Learning from forest fires

Published: 12 January 2021
Forest fire. Photo.

A new research project aims at an in-depth analysis and increased understanding of the social suffering and the social learning of forest fires.

As an effect of the climate changes, large forest fires have become an increasing threat for rural communities around the world. Forest fires are not only devestating to the environment and the biodiversity, they also cause extensive human suffering. While States increase their investments in fire extinction, everyday experiences and efforts of rural communities coping with fires still need to be better analysed.

A new research project aims at an in-depth analysis and increased understanding of two aspects of forest fires: the social suffering and the social learning. This by comparing three different rural communities in Sweden, Spain and Chile – all recently affected by forest fires. The project will analyse the effects on the psychosocial well-being - how the impacts are distributed socially, as part of inequalities among rural communities (mediated by gender, class, ethnicity, etc.) and also related to social and political governance.

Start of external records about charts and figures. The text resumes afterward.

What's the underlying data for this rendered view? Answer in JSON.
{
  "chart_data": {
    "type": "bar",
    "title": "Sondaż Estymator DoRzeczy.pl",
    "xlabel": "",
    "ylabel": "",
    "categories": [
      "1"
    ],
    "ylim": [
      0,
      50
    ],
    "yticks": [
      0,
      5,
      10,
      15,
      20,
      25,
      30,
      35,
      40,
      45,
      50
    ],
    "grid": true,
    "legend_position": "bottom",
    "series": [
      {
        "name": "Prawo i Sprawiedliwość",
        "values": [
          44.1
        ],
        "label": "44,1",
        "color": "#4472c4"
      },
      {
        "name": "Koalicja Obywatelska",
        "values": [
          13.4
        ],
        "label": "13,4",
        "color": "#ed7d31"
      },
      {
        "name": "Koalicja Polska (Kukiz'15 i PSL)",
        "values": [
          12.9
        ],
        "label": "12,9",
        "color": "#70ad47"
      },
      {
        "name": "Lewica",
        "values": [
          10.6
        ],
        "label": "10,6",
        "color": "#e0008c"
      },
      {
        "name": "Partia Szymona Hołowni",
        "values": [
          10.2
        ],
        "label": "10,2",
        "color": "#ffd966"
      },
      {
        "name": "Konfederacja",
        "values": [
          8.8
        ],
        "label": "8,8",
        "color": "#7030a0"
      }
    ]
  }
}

Through participatory research the project will map the local knowledge, which local knowledge is recognised, and how local participation takes place during and after forest fires. This will enable an environmental justice perspective of forest fires.

The results of this project are thought to inspire researchers and policymakers responsible for forest fire prevention plans in Sweden, Europe and Latin America, towards learning from forest fires - to reduce their socio-environmental impacts and prevent future ones.

The project will run for four years (2021-2024) and is funded by Formas, A Swedish Research Council for Sustainable Development. The project is a mobility grant project with collaborations with the Johns Hopkins University-Pompeu Fabra University Public Policy Center, University of Santiago de Compostela (both in Spain) and Universidad de la Frontera (Chile).